'Tek adam rejimine işçilerin onay vermesi mümkün değil'

Abone ol

DİSK’İn ilk kadın Başkanı Dr. Arzu Çerkezoğlu Sözcü’den Mehtap Özcan Ertürk'e konuştu.

DİSK Başkanı Arzu Çerkezoğlu OHAL ile baskının arttığını belirterek, “Demokrasinin olmadığı yerde emeğin hakları olmaz. Tek adam rejimine işçilerin onay vermesi mümkün değil” dedi.

Türkiye'nin 12 Eylül karanlığından çıkış döneminde tıp öğrencisi olan Arzu Çerkezoğlu, aktif olarak yer aldığı gençlik hareketinden gelen deneyimlerini genç bir hekim olarak sendikal mücadeleye taşıdı. Çerkezoğlu, bugün ilk kadın başkan olarak DİSK'in tarihine geçti.

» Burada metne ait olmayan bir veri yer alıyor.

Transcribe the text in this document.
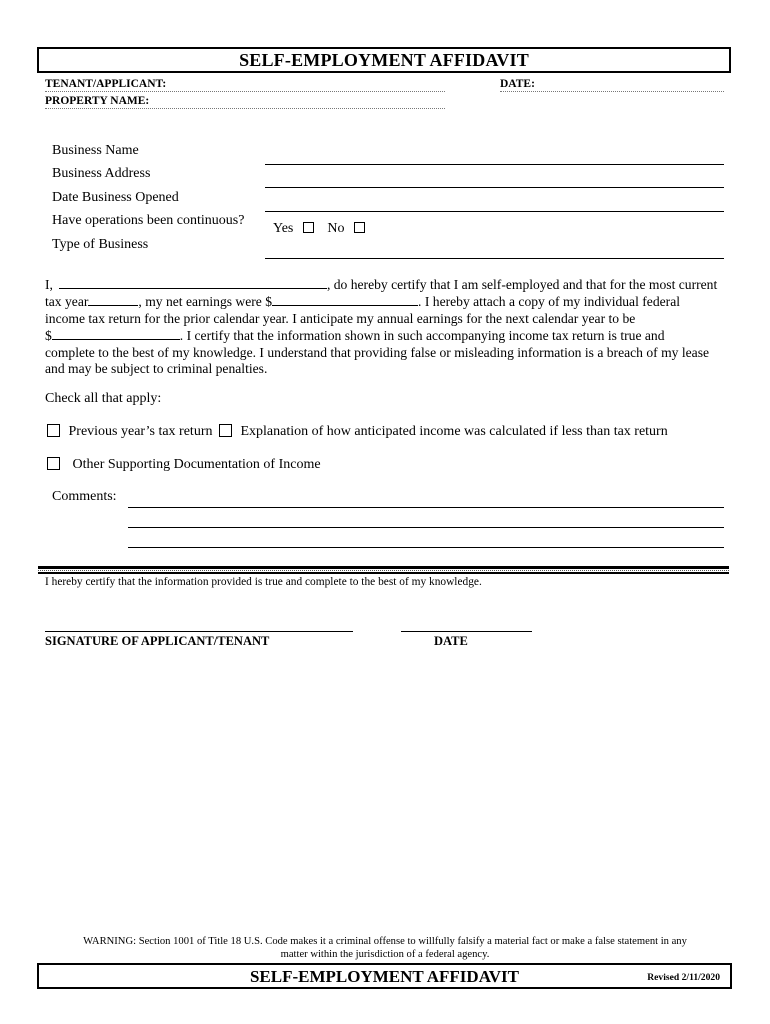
SELF-EMPLOYMENT AFFIDAVIT
TENANT/APPLICANT:	DATE:
PROPERTY NAME:
Business Name
Business Address
Date Business Opened
Have operations been continuous?
Yes No
Type of Business
I,	, do hereby certify that I am self-employed and that for the most current
tax year	, my net earnings were $	. I hereby attach a copy of my individual federal
income tax return for the prior calendar year. I anticipate my annual earnings for the next calendar year to be
$	. I certify that the information shown in such accompanying income tax return is true and
complete to the best of my knowledge. I understand that providing false or misleading information is a breach of my lease
and may be subject to criminal penalties.
Check all that apply:
Previous year’s tax return Explanation of how anticipated income was calculated if less than tax return
Other Supporting Documentation of Income
Comments:
I hereby certify that the information provided is true and complete to the best of my knowledge.
SIGNATURE OF APPLICANT/TENANT	DATE
WARNING: Section 1001 of Title 18 U.S. Code makes it a criminal offense to willfully falsify a material fact or make a false statement in any
matter within the jurisdiction of a federal agency.
SELF-EMPLOYMENT AFFIDAVIT	Revised 2/11/2020
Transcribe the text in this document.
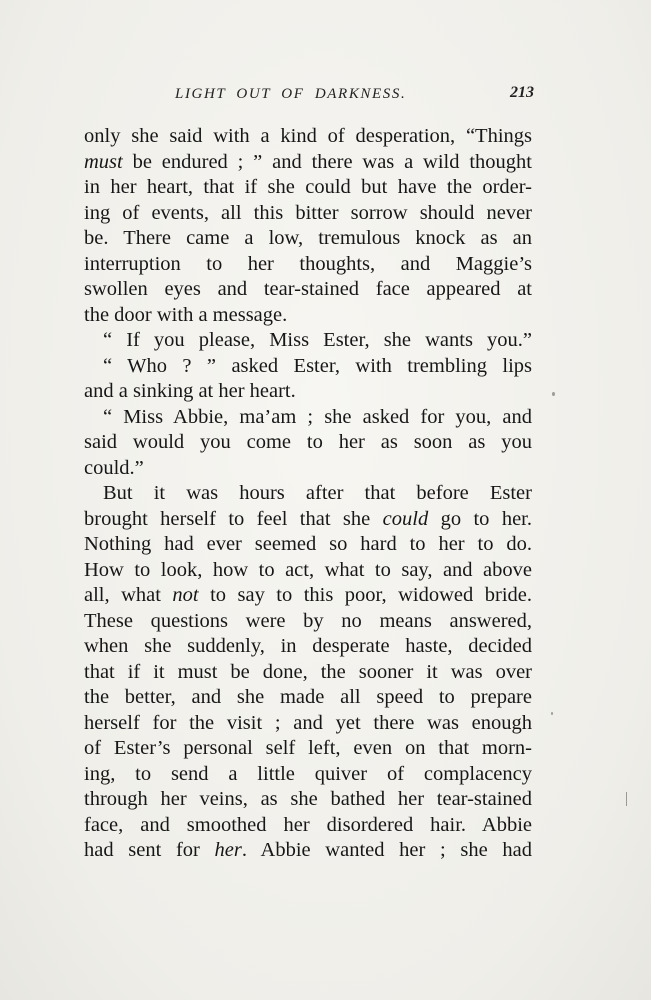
LIGHT OUT OF DARKNESS.	213
only she said with a kind of desperation, “Things
must be endured ; ” and there was a wild thought
in her heart, that if she could but have the order-
ing of events, all this bitter sorrow should never
be. There came a low, tremulous knock as an
interruption to her thoughts, and Maggie’s
swollen eyes and tear-stained face appeared at
the door with a message.
“ If you please, Miss Ester, she wants you.”
“ Who ? ” asked Ester, with trembling lips
and a sinking at her heart.
“ Miss Abbie, ma’am ; she asked for you, and
said would you come to her as soon as you
could.”
But it was hours after that before Ester
brought herself to feel that she could go to her.
Nothing had ever seemed so hard to her to do.
How to look, how to act, what to say, and above
all, what not to say to this poor, widowed bride.
These questions were by no means answered,
when she suddenly, in desperate haste, decided
that if it must be done, the sooner it was over
the better, and she made all speed to prepare
herself for the visit ; and yet there was enough
of Ester’s personal self left, even on that morn-
ing, to send a little quiver of complacency
through her veins, as she bathed her tear-stained
face, and smoothed her disordered hair. Abbie
had sent for her. Abbie wanted her ; she had
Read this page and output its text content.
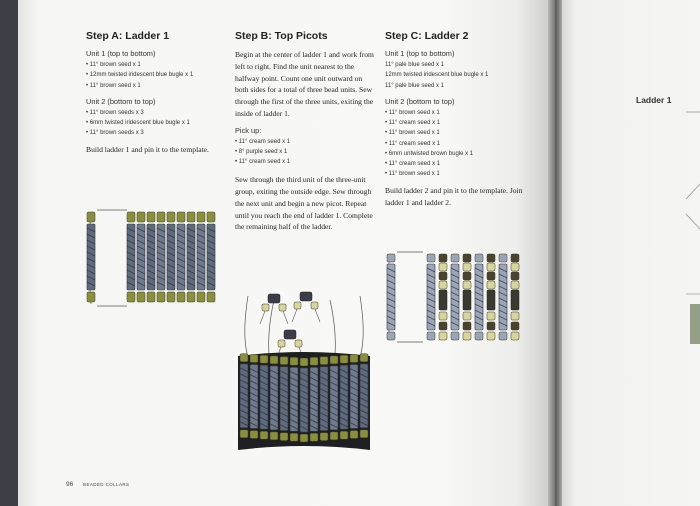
Step A: Ladder 1
Unit 1 (top to bottom)
• 11° brown seed x 1
• 12mm twisted iridescent blue bugle x 1
• 11° brown seed x 1
Unit 2 (bottom to top)
• 11° brown seeds x 3
• 6mm twisted iridescent blue bugle x 1
• 11° brown seeds x 3
Build ladder 1 and pin it to the template.
Step B: Top Picots
Begin at the center of ladder 1 and work from left to right. Find the unit nearest to the halfway point. Count one unit outward on both sides for a total of three bead units. Sew through the first of the three units, exiting the inside of ladder 1.
Pick up:
• 11° cream seed x 1
• 8° purple seed x 1
• 11° cream seed x 1
Sew through the third unit of the three-unit group, exiting the outside edge. Sew through the next unit and begin a new picot. Repeat until you reach the end of ladder 1. Complete the remaining half of the ladder.
Step C: Ladder 2
Unit 1 (top to bottom)
11° pale blue seed x 1
12mm twisted iridescent blue bugle x 1
11° pale blue seed x 1
Unit 2 (bottom to top)
• 11° brown seed x 1
• 11° cream seed x 1
• 11° brown seed x 1
• 11° cream seed x 1
• 6mm untwisted brown bugle x 1
• 11° cream seed x 1
• 11° brown seed x 1
Build ladder 2 and pin it to the template. Join ladder 1 and ladder 2.
96 BEADED COLLARS
Ladder 1
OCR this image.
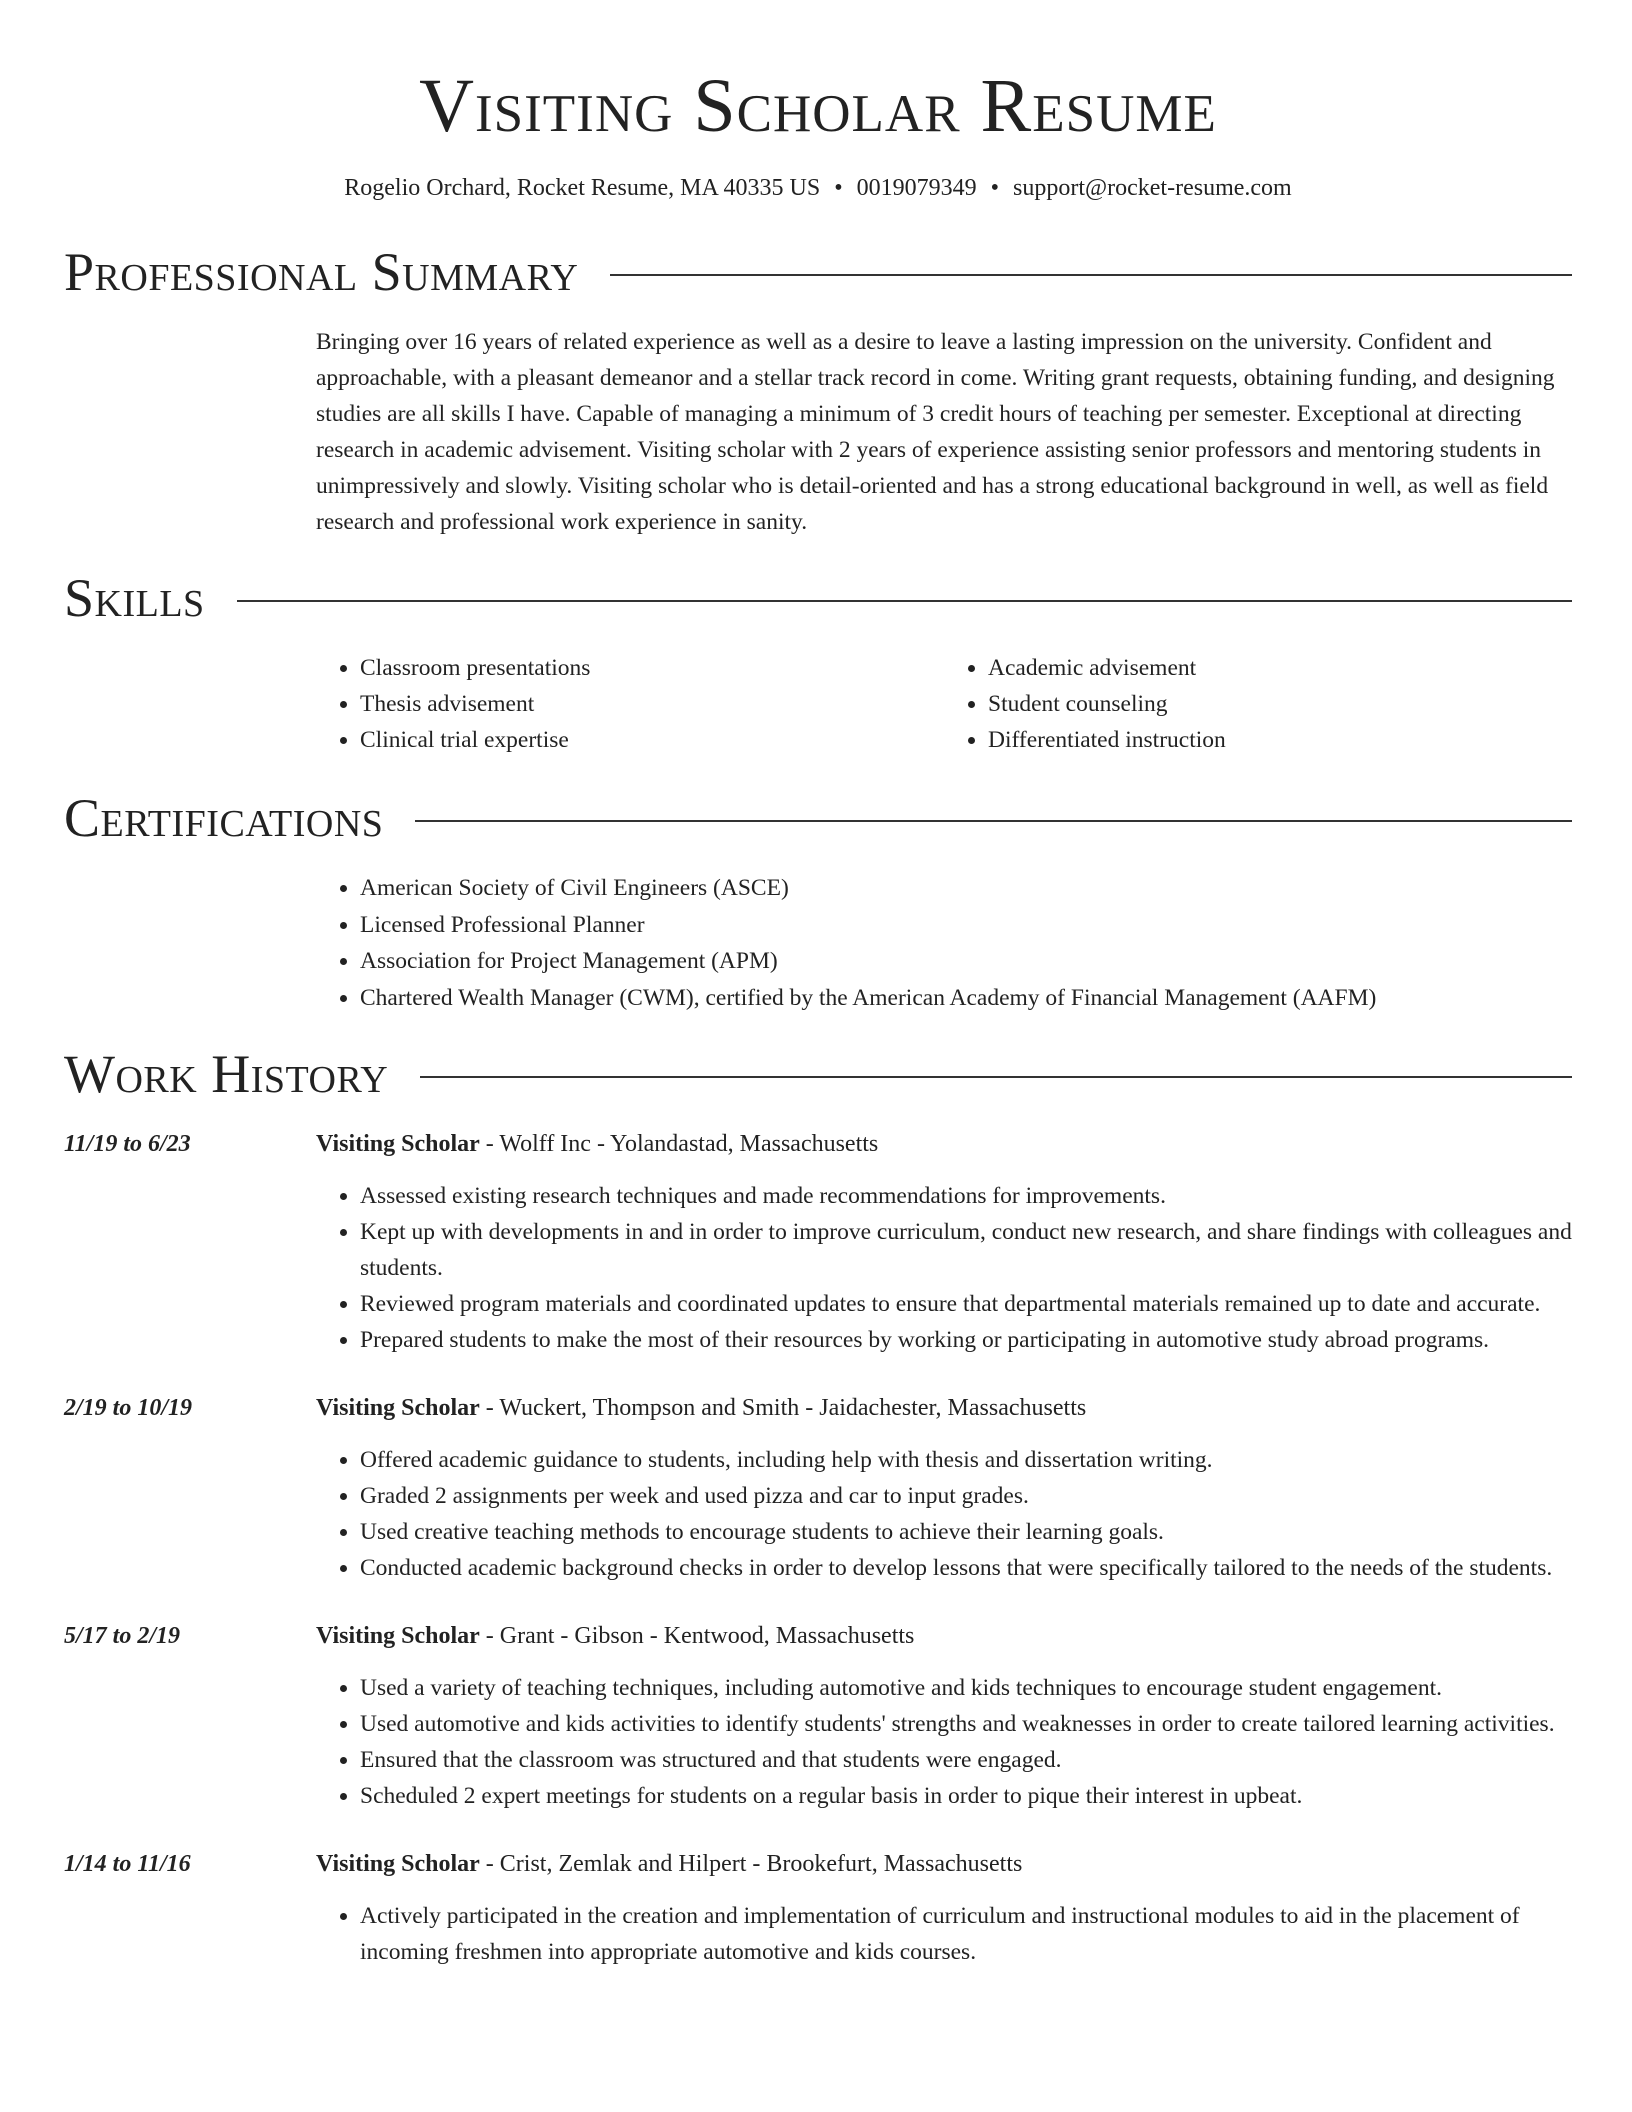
Visiting Scholar Resume
Rogelio Orchard, Rocket Resume, MA 40335 US • 0019079349 • support@rocket-resume.com
Professional Summary
Bringing over 16 years of related experience as well as a desire to leave a lasting impression on the university. Confident and approachable, with a pleasant demeanor and a stellar track record in come. Writing grant requests, obtaining funding, and designing studies are all skills I have. Capable of managing a minimum of 3 credit hours of teaching per semester. Exceptional at directing research in academic advisement. Visiting scholar with 2 years of experience assisting senior professors and mentoring students in unimpressively and slowly. Visiting scholar who is detail-oriented and has a strong educational background in well, as well as field research and professional work experience in sanity.
Skills
• Classroom presentations
• Thesis advisement
• Clinical trial expertise
• Academic advisement
• Student counseling
• Differentiated instruction
Certifications
• American Society of Civil Engineers (ASCE)
• Licensed Professional Planner
• Association for Project Management (APM)
• Chartered Wealth Manager (CWM), certified by the American Academy of Financial Management (AAFM)
Work History
11/19 to 6/23	Visiting Scholar - Wolff Inc - Yolandastad, Massachusetts
• Assessed existing research techniques and made recommendations for improvements.
• Kept up with developments in and in order to improve curriculum, conduct new research, and share findings with colleagues and students.
• Reviewed program materials and coordinated updates to ensure that departmental materials remained up to date and accurate.
• Prepared students to make the most of their resources by working or participating in automotive study abroad programs.
2/19 to 10/19	Visiting Scholar - Wuckert, Thompson and Smith - Jaidachester, Massachusetts
• Offered academic guidance to students, including help with thesis and dissertation writing.
• Graded 2 assignments per week and used pizza and car to input grades.
• Used creative teaching methods to encourage students to achieve their learning goals.
• Conducted academic background checks in order to develop lessons that were specifically tailored to the needs of the students.
5/17 to 2/19	Visiting Scholar - Grant - Gibson - Kentwood, Massachusetts
• Used a variety of teaching techniques, including automotive and kids techniques to encourage student engagement.
• Used automotive and kids activities to identify students' strengths and weaknesses in order to create tailored learning activities.
• Ensured that the classroom was structured and that students were engaged.
• Scheduled 2 expert meetings for students on a regular basis in order to pique their interest in upbeat.
1/14 to 11/16	Visiting Scholar - Crist, Zemlak and Hilpert - Brookefurt, Massachusetts
• Actively participated in the creation and implementation of curriculum and instructional modules to aid in the placement of incoming freshmen into appropriate automotive and kids courses.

Her 100 işçiden sadece 10'unun sendikalı olduğu, grev hakkı başta olmak üzere tüm sendikal hakların gasp edildiği ve kadınların erkeklere oranla daha düşük ücretle güvencesiz çalışmaya mahkum edildiği bir mücadelenin içerisinde Türkiye'nin en önemli sendikal hareketinin yönetimi ona emanet… Patoloji uzmanı bir doktor olan Arzu Çerkezoğlu ile DİSK Genel Merkezi'nde bir araya geldik.

– DİSK'in kurulduğu 1967'den bu yana seçilen ilk kadın başkan olarak erkek egemen bir yapıya sahip olan örgütlenmenin başına geçtiniz. Düşüncelerinizi öğrenebilir miyiz?

– Hem dünyada hem Türkiye'de siyasi iktidarın kadınlara bakış açısının da etkisiyle, kadınların toplumsal yaşamın tümünden dışlandığı ve ikinci sınıf görüldüğü yaklaşımlar hakim. Bu yaklaşımların sonucunda Türkiye'de kadın hareketi son yıllarda siyasi iktidara geri adım attıran örgütlenmenin başında geliyor. Dolayısıyla DİSK Başkanlığı'nı bir kadın olarak üstlenmem de bizler için bir kazanım. Genel başkanlık. DİSK'in her kademesindeki görevler gibi onurlu. Kemal Türkler'in, Abdullah Baştürk'ün emanetini taşımak çok onurlu bir görev.

– Türkiye, 24 Haziran'da seçimler için sandık başına gidiyor. İşçi sınıfı seçim beyannamelerinde ortaya konan vaatleri inandırıcı buluyor mu? İşçilerin seçimlere ilişkin tutumu ne olacak?

– İşçi sınıfı siyasi partilerin vaatlerine bugüne kadar yaşadığımız tablonun içinden ve gerçekliğinden bakıyor. 16 yıl sonunda bu karanlık tablonun sorumlularına artık dur denilmesi gerektiğini söylüyoruz. 20 Temmuz 2016'dan bu yana yaşanan OHAL ile birlikte daha da ağırlaşan bir baskı dönemini yaşıyoruz. Bir yere imza atmaktan tutun bir basın açıklaması yapmaya, meydanlara çıkmaya kadar her türlü hak aramanın zorlaştırıldığı bir siyasal iklim var. Ve biz DİSK olarak hep şunu söylüyoruz: Demokrasi işçinin ekmeğidir. Demokrasinin olmadığı yerde emeğin hakları olmaz. Bir tek adam rejimine işçilerin onay vermesi mümkün değil. Bu nedenle 24 Haziran seçimlerinde emekten, demokrasiden, barıştan, kardeşlikten yana olan siyasi partilere ve adaylara oy verilmesi gerektiğini söylüyoruz.

PATRONUN İSTEDİĞİ OLUYOR

– Çalışanlar AKP döneminde neler kaybetti? Nasıl mücadele etti?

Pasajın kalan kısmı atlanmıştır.